Om zijn stelsel te redden besluit hij het fundament ervan op te offeren. ‘Et propter vitam vivendi perdere causas!’ (En omwille van het leven de reden van bestaan van het leven prijsgeven! Juvenalis, Satiren, 8/84.)

Wij komen nu bij een nieuwe verklaring van de ‘gevormde waarde’.

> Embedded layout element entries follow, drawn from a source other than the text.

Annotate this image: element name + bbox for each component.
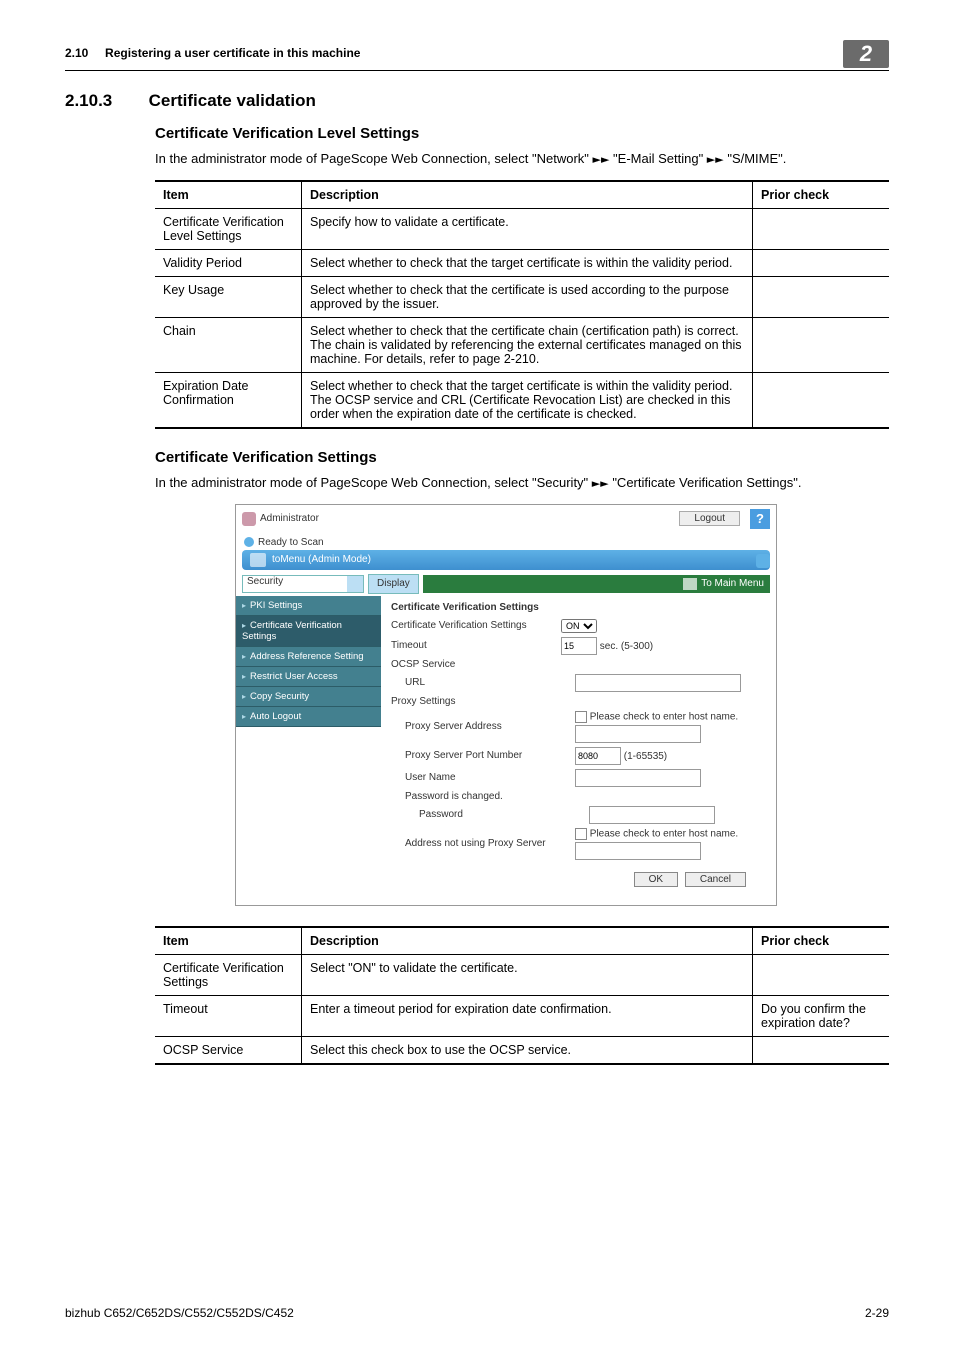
anot-input[interactable] — [575, 842, 701, 860]
header-section-num: 2.10 — [65, 46, 88, 60]
admin-label: Administrator — [260, 513, 675, 524]
shot-topbar: Administrator Logout ? — [236, 505, 776, 533]
pport-unit: (1-65535) — [624, 751, 667, 762]
lbl-pchg: Password is changed. — [405, 791, 503, 802]
th-desc: Description — [302, 181, 753, 209]
th-item: Item — [155, 181, 302, 209]
sidebar-item-auto-logout[interactable]: Auto Logout — [236, 707, 381, 727]
table-cvls: Item Description Prior check Certificate… — [155, 180, 889, 429]
lbl-anot: Address not using Proxy Server — [405, 838, 565, 849]
panel-title: Certificate Verification Settings — [391, 602, 766, 613]
table-header-row: Item Description Prior check — [155, 927, 889, 955]
help-icon[interactable]: ? — [750, 509, 770, 529]
arrow-icon: ►► — [707, 153, 724, 166]
table-cvs: Item Description Prior check Certificate… — [155, 926, 889, 1065]
lbl-psa: Proxy Server Address — [405, 721, 565, 732]
shot-ready: Ready to Scan — [244, 537, 768, 548]
sidebar-item-copy-security[interactable]: Copy Security — [236, 687, 381, 707]
anot-checkbox[interactable] — [575, 828, 587, 840]
ok-button[interactable]: OK — [634, 872, 678, 887]
table-row: TimeoutEnter a timeout period for expira… — [155, 995, 889, 1036]
anot-note: Please check to enter host name. — [590, 828, 738, 839]
table-row: Certificate Verification SettingsSelect … — [155, 954, 889, 995]
shot-row2: Security Display To Main Menu — [236, 572, 776, 596]
footer-page: 2-29 — [865, 1306, 889, 1320]
arrow-icon: ►► — [592, 477, 609, 490]
sidebar-item-restrict-user[interactable]: Restrict User Access — [236, 667, 381, 687]
to-main-menu[interactable]: To Main Menu — [423, 575, 770, 593]
ready-label: Ready to Scan — [258, 537, 324, 548]
shot-banner: toMenu (Admin Mode) — [242, 550, 770, 570]
screenshot: Administrator Logout ? Ready to Scan toM… — [235, 504, 777, 906]
lbl-cvs: Certificate Verification Settings — [391, 620, 551, 631]
chapter-badge: 2 — [843, 40, 889, 68]
pwd-input[interactable] — [589, 806, 715, 824]
banner-icon — [250, 553, 266, 567]
admin-icon — [242, 512, 256, 526]
display-button[interactable]: Display — [368, 574, 419, 594]
th-prior: Prior check — [753, 181, 890, 209]
refresh-icon[interactable] — [756, 554, 770, 568]
table-row: Key UsageSelect whether to check that th… — [155, 276, 889, 317]
header-title: Registering a user certificate in this m… — [105, 46, 360, 60]
cancel-button[interactable]: Cancel — [685, 872, 746, 887]
lbl-timeout: Timeout — [391, 640, 551, 651]
sidebar-item-cert-verify[interactable]: Certificate Verification Settings — [236, 616, 381, 647]
lbl-pport: Proxy Server Port Number — [405, 750, 565, 761]
pport-input[interactable] — [575, 747, 621, 765]
lbl-url: URL — [405, 677, 565, 688]
sidebar-item-address-ref[interactable]: Address Reference Setting — [236, 647, 381, 667]
status-dot-icon — [244, 537, 254, 547]
page-header: 2.10 Registering a user certificate in t… — [65, 40, 889, 71]
subhead-cvs: Certificate Verification Settings — [155, 449, 889, 466]
intro-1: In the administrator mode of PageScope W… — [155, 150, 889, 168]
page-footer: bizhub C652/C652DS/C552/C552DS/C452 2-29 — [65, 1306, 889, 1320]
table-header-row: Item Description Prior check — [155, 181, 889, 209]
table-row: ChainSelect whether to check that the ce… — [155, 317, 889, 372]
logout-button[interactable]: Logout — [679, 511, 740, 526]
section-number: 2.10.3 — [65, 91, 145, 111]
uname-input[interactable] — [575, 769, 701, 787]
table-row: Validity PeriodSelect whether to check t… — [155, 249, 889, 276]
sidebar-item-pki[interactable]: PKI Settings — [236, 596, 381, 616]
arrow-icon: ►► — [593, 153, 610, 166]
th-item: Item — [155, 927, 302, 955]
table-row: Expiration Date ConfirmationSelect wheth… — [155, 372, 889, 428]
th-desc: Description — [302, 927, 753, 955]
subhead-cvls: Certificate Verification Level Settings — [155, 125, 889, 142]
psa-note: Please check to enter host name. — [590, 711, 738, 722]
banner-text: toMenu (Admin Mode) — [272, 554, 371, 565]
table-row: OCSP ServiceSelect this check box to use… — [155, 1036, 889, 1064]
timeout-unit: sec. (5-300) — [600, 641, 653, 652]
timeout-input[interactable] — [561, 637, 597, 655]
tomain-icon — [683, 578, 697, 590]
section-title: Certificate validation — [149, 91, 316, 110]
section-heading: 2.10.3 Certificate validation — [65, 91, 889, 111]
footer-model: bizhub C652/C652DS/C552/C552DS/C452 — [65, 1306, 294, 1320]
psa-input[interactable] — [575, 725, 701, 743]
lbl-pwd: Password — [405, 809, 579, 820]
header-text: 2.10 Registering a user certificate in t… — [65, 40, 843, 68]
shot-sidebar: PKI Settings Certificate Verification Se… — [236, 596, 381, 905]
shot-content: Certificate Verification Settings Certif… — [381, 596, 776, 905]
th-prior: Prior check — [753, 927, 890, 955]
url-input[interactable] — [575, 674, 741, 692]
lbl-uname: User Name — [405, 772, 565, 783]
intro-2: In the administrator mode of PageScope W… — [155, 474, 889, 492]
lbl-ocsp: OCSP Service — [391, 659, 455, 670]
cvs-select[interactable]: ON — [561, 619, 597, 633]
security-select[interactable]: Security — [242, 575, 364, 593]
lbl-proxy: Proxy Settings — [391, 696, 551, 707]
table-row: Certificate Verification Level SettingsS… — [155, 208, 889, 249]
psa-checkbox[interactable] — [575, 711, 587, 723]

‘De waarde is de evenredige verhouding (rapport de la proportionnalité) van de producten die de rijkdom vormen’

(dl. l, blz. 62).

Laten we in de eerste plaats opmerken dat het eenvoudige woord ‘relatieve of ruilwaarde’ het denkbeeld van de een of andere verhouding behelst, volgens welke producten tegen elkaar geruild worden. Als men deze verhouding de naam ‘evenredige verhouding’ geeft, heeft men nog niets aan de relatieve waarde veranderd behalve de naam. Noch het laten dalen, noch het laten stijgen van de waarde van een product ontnemen het de eigenschap, dat het zich in een of andere ‘evenredige verhouding’ bevindt tot de andere producten, die de rijkdom vormen.

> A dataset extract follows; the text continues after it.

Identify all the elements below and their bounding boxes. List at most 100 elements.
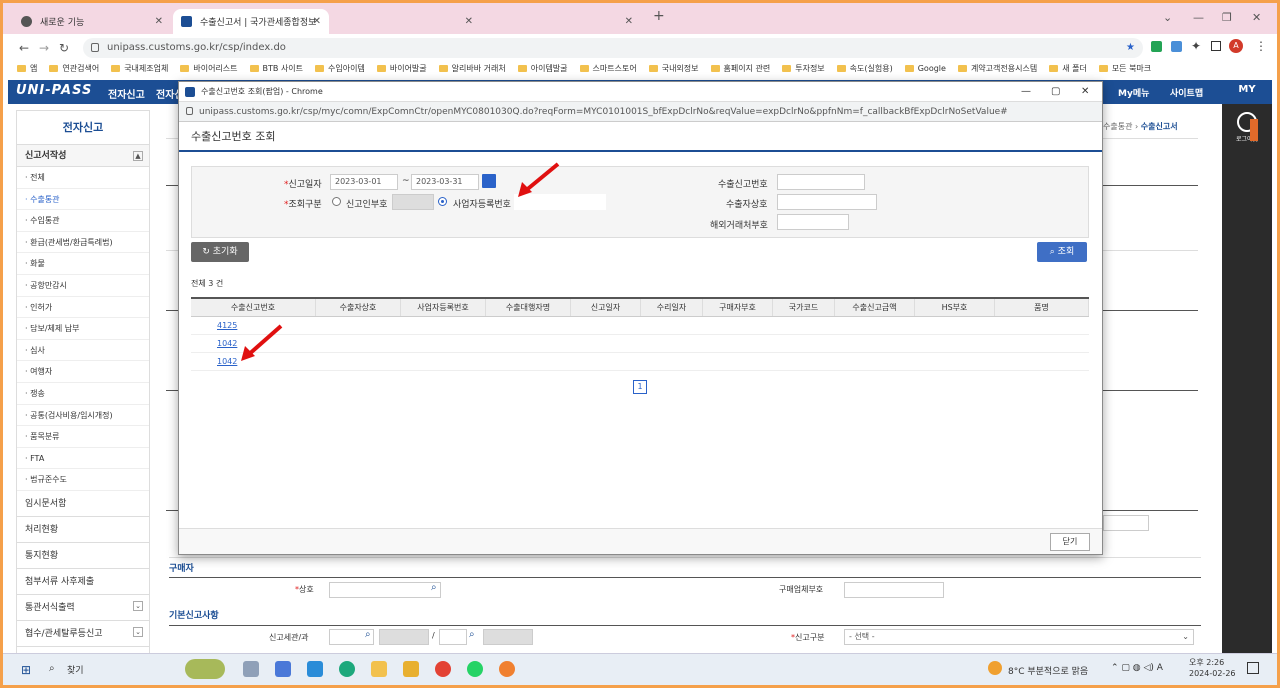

Waartoe dan deze nieuwe uitdrukking, die geen nieuw denkbeeld het licht doet zien?

De ‘evenredige verhouding’ doet denken aan veel andere economische verhoudingen, zoals de evenredigheid van de productie, de juiste verhouding tussen vraag en aanbod enz. En heeft aan dit alles gedacht toen hij deze didactische eigen uitleg van de ruilwaarde formuleerde.

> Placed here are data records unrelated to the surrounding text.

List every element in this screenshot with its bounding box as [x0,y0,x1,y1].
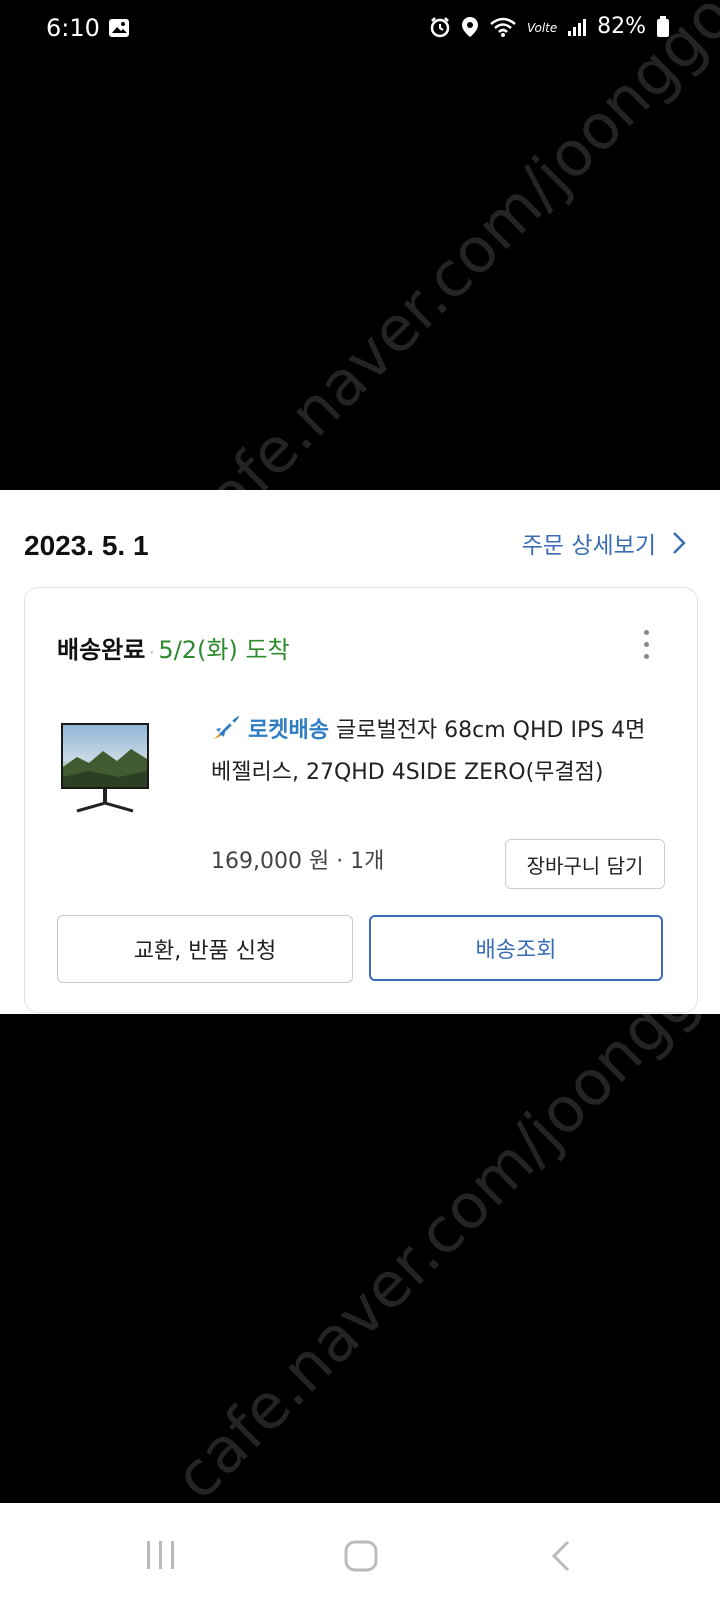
svg-text:Volte: Volte [527,21,557,35]
product-thumbnail[interactable] [59,721,151,817]
navigation-bar [0,1503,720,1600]
order-detail-link[interactable]: 주문 상세보기 [522,526,686,560]
delivery-status-label: 배송완료 [57,636,146,664]
order-detail-label: 주문 상세보기 [521,533,656,559]
track-delivery-button[interactable]: 배송조회 [369,915,663,981]
wifi-icon [490,17,516,37]
rocket-icon [214,716,239,739]
signal-icon [568,18,587,36]
gallery-notification-icon [109,19,129,37]
recent-apps-icon[interactable] [144,1539,178,1571]
add-to-cart-button[interactable]: 장바구니 담기 [505,839,665,889]
status-bar: 6:10 Volte 82% [0,0,720,60]
more-options-icon[interactable] [641,630,651,662]
order-date: 2023. 5. 1 [24,530,149,561]
product-title[interactable]: 로켓배송 글로벌전자 68cm QHD IPS 4면 베젤리스, 27QHD 4… [211,710,671,794]
arrival-date: 5/2(화) 도착 [158,636,290,664]
home-icon[interactable] [343,1539,379,1573]
product-price: 169,000 원 · 1개 [211,849,385,874]
location-icon [462,16,479,37]
status-time: 6:10 [46,14,100,42]
alarm-icon [430,16,450,37]
volte-icon: Volte [527,21,557,35]
chevron-right-icon [673,532,686,554]
delivery-status: 배송완료 · 5/2(화) 도착 [57,630,290,665]
order-card: 배송완료 · 5/2(화) 도착 로켓배송 글로벌전자 68cm QHD IPS 4… [24,587,698,1013]
watermark: cafe.naver.com/joonggonara [168,0,720,558]
rocket-delivery-label: 로켓배송 [248,718,329,743]
battery-icon [657,15,669,37]
back-icon[interactable] [550,1539,572,1573]
status-separator: · [149,643,155,662]
exchange-return-button[interactable]: 교환, 반품 신청 [57,915,353,983]
battery-percent: 82% [597,14,646,39]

Omdat allereerst de relatieve waarde van de producten bepaald wordt door de dienovereenkomstige hoeveelheid arbeid, welke voor de vervaardiging van elk ervan is besteed, betekent de evenredige verhouding, op dit specifieke geval toegepast, de overeenkomstige hoeveelheid producten die in een gegeven tijd vervaardigd worden en dientengevolge tegen elkaar geruild kunnen worden.

Laten we nu kijken welk gebruik de heer Proudhon van deze evenredige verhouding maakt.

Iedereen weet dat, als vraag en aanbod aan elkaar gelijk zijn, de relatieve waarde van een product precies bepaald wordt door de hoeveelheid arbeid die erin besloten ligt. D.w.z. dat deze relatieve waarde de evenredige verhouding precies in die zin uitdrukt, waarin wij haar zojuist verklaard hebben. De heer Proudhon zet de volgorde van de dingen op zijn kop. Men beginne, zegt hij, de relatieve waarde van een product te meten met de erin besloten liggende hoeveelheid arbeid, en zonder mankeren zullen dan vraag en aanbod aan elkaar gelijk zijn. De productie zal met de consumptie overeenstemmen, het product zal steeds geruild kunnen worden, de courante marktprijs ervan zal precies de juiste waarde ervan uitdrukken. In plaats van te zeggen, zoals iedereen doet, als het mooi weer is zie je dat veel mensen gaan wandelen, laat Proudhon zijn mensen gaan wandelen om ze te kunnen verzekeren van mooi weer.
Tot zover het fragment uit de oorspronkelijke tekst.